Todos los cristianos estamos fuertemente invitados a participar con generosidad en estas iniciativas. Preocuparnos de los hermanos que necesitan nuestra ayuda es algo esencial en nuestra vida. De otro modo, se establece una separación, que se convierte en una condena para nosotros, como en el caso del rico. Si no hacemos por los otros lo que habríamos querido que hicieran por nosotros, nos condenaremos a nosotros mismos... 
La conclusión de la parábola evangélica muestra lo necesario que es escuchar bien la palabra de Dios, que nos impulsa a ayudar a los pobres...

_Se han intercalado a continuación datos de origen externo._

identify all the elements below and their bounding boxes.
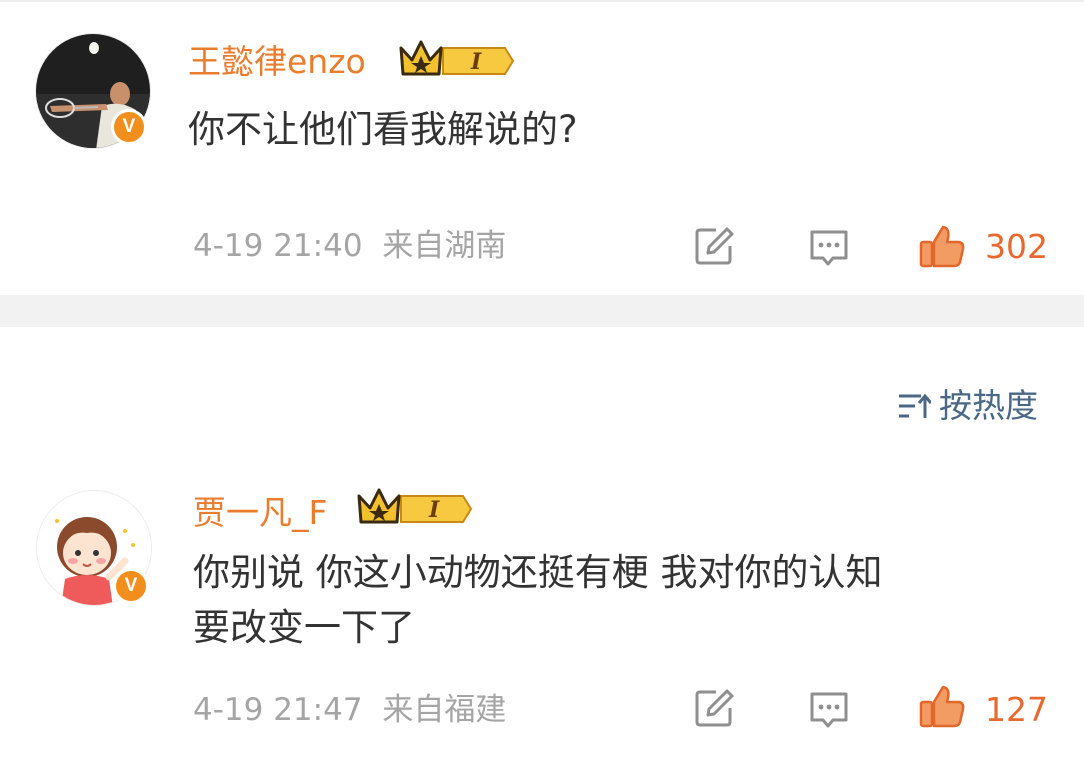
thumbs-up-icon	[919, 225, 965, 268]
thumbs-up-icon	[919, 685, 965, 728]
comment-icon	[810, 230, 848, 266]
verified-badge-icon: V	[111, 109, 147, 145]
comment-text: 你别说 你这小动物还挺有梗 我对你的认知 要改变一下了	[193, 545, 883, 655]
comment-icon	[810, 692, 848, 728]
comment-text-line: 你不让他们看我解说的?	[188, 108, 578, 151]
like-button[interactable]	[918, 684, 966, 728]
badge-level: I	[428, 497, 440, 523]
comment-time: 4-19 21:40	[193, 228, 363, 264]
repost-button[interactable]	[694, 688, 736, 728]
comment-text-line: 要改变一下了	[193, 606, 415, 649]
like-count: 127	[985, 690, 1048, 729]
reply-button[interactable]	[808, 228, 850, 268]
comment-meta: 4-19 21:40 来自湖南	[193, 226, 506, 266]
crown-icon: I	[399, 40, 515, 76]
crown-icon: I	[357, 488, 473, 524]
member-crown-badge[interactable]: I	[399, 40, 515, 82]
sort-toggle[interactable]: 按热度	[897, 384, 1038, 428]
comment-meta: 4-19 21:47 来自福建	[193, 690, 506, 730]
repost-icon	[695, 227, 734, 265]
like-button[interactable]	[918, 224, 966, 268]
repost-icon	[695, 689, 734, 727]
section-divider	[0, 295, 1084, 327]
comment-text-line: 你别说 你这小动物还挺有梗 我对你的认知	[193, 551, 883, 594]
comment-location: 来自福建	[382, 692, 507, 728]
username[interactable]: 王懿律enzo	[188, 42, 366, 82]
comment-time: 4-19 21:47	[193, 692, 363, 728]
comment-text: 你不让他们看我解说的?	[188, 102, 578, 157]
comment-item: V 贾一凡_F I 你别说 你这小动物还挺有梗 我对你的认知 要改变一下了 4-…	[0, 470, 1084, 777]
comment-location: 来自湖南	[382, 228, 507, 264]
repost-button[interactable]	[694, 226, 736, 266]
badge-level: I	[470, 49, 482, 75]
sort-label[interactable]: 按热度	[939, 384, 1038, 428]
verified-badge-icon: V	[113, 568, 149, 604]
username[interactable]: 贾一凡_F	[193, 493, 327, 533]
reply-button[interactable]	[808, 690, 850, 730]
sort-icon	[899, 393, 931, 418]
comment-item: V 王懿律enzo I 你不让他们看我解说的? 4-19 21:40 来自湖南	[0, 2, 1084, 295]
like-count: 302	[985, 227, 1048, 266]
member-crown-badge[interactable]: I	[357, 488, 473, 530]
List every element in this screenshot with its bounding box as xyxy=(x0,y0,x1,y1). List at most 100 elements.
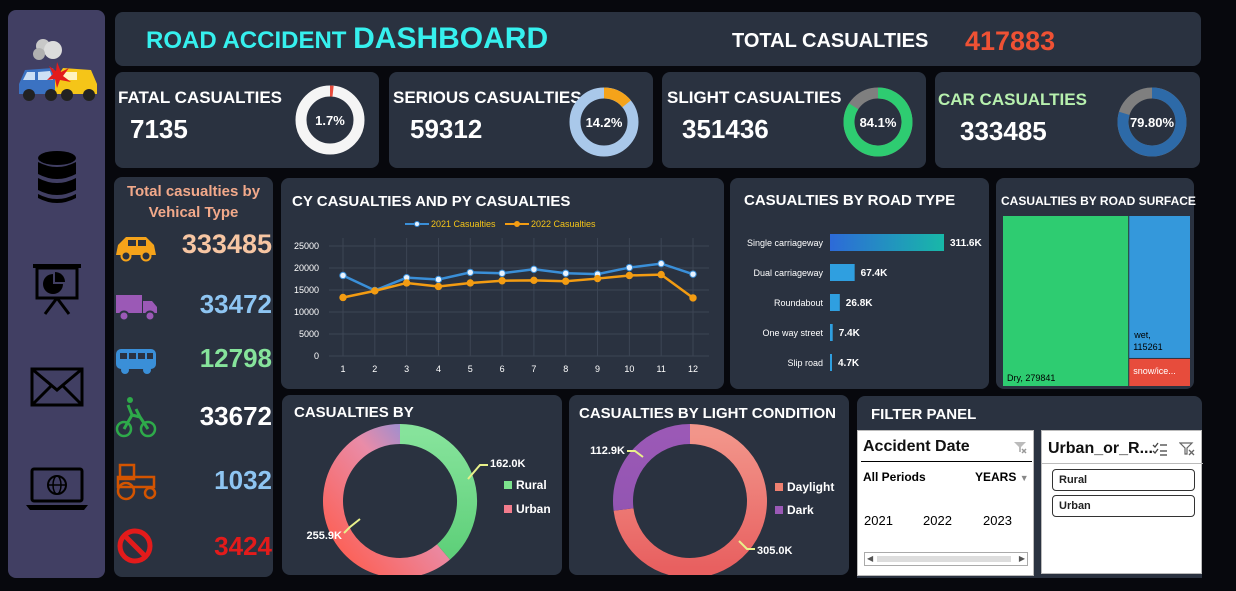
category-label: Slip road xyxy=(787,358,823,368)
filter-panel-title: FILTER PANEL xyxy=(871,406,977,423)
y-tick-label: 5000 xyxy=(299,329,319,339)
bar xyxy=(830,324,833,341)
kpi-car-label: CAR CASUALTIES xyxy=(938,90,1087,109)
vehicle-row-truck: 33472 xyxy=(114,281,272,327)
accident-date-slicer: Accident Date All Periods YEARS ▼ 2021 2… xyxy=(857,430,1034,576)
kpi-fatal-donut: 1.7% xyxy=(295,85,365,155)
years-label: YEARS xyxy=(975,470,1017,484)
year-2022[interactable]: 2022 xyxy=(923,513,952,528)
vehicle-title-line1: Total casualties by xyxy=(126,183,261,200)
presentation-icon[interactable] xyxy=(8,258,105,318)
laptop-globe-icon[interactable] xyxy=(8,462,105,514)
data-point xyxy=(402,279,411,287)
y-tick-label: 20000 xyxy=(294,263,319,273)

Para convertirse, es preciso escuchar la palabra de Dios, formulada en el Antiguo y en el Nuevo Testamento. Es necesario escuchar la palabra de Jesús, que llama a la conversión y, en particular, esta parábola, en la que manifiesta con una gran fuerza la necesidad de que estemos llenos de caridad, de rechazar nuestro egoísmo espontáneo y preocuparnos de los otros, sobre todo de los más necesitados. Es preciso que tengamos por ellos una preocupación no sólo emotiva, sino una preocupación que suscite una entrega efectiva... 
El pensamiento del juicio puede sernos útil también para despertar nuestra generosidad. Con todo, es mucho más eficaz aún la contemplación del amor de Jesús, que quiere llenarnos y transformarnos y, a través de nosotros, ir transformando poco a poco el mundo en que vivimos.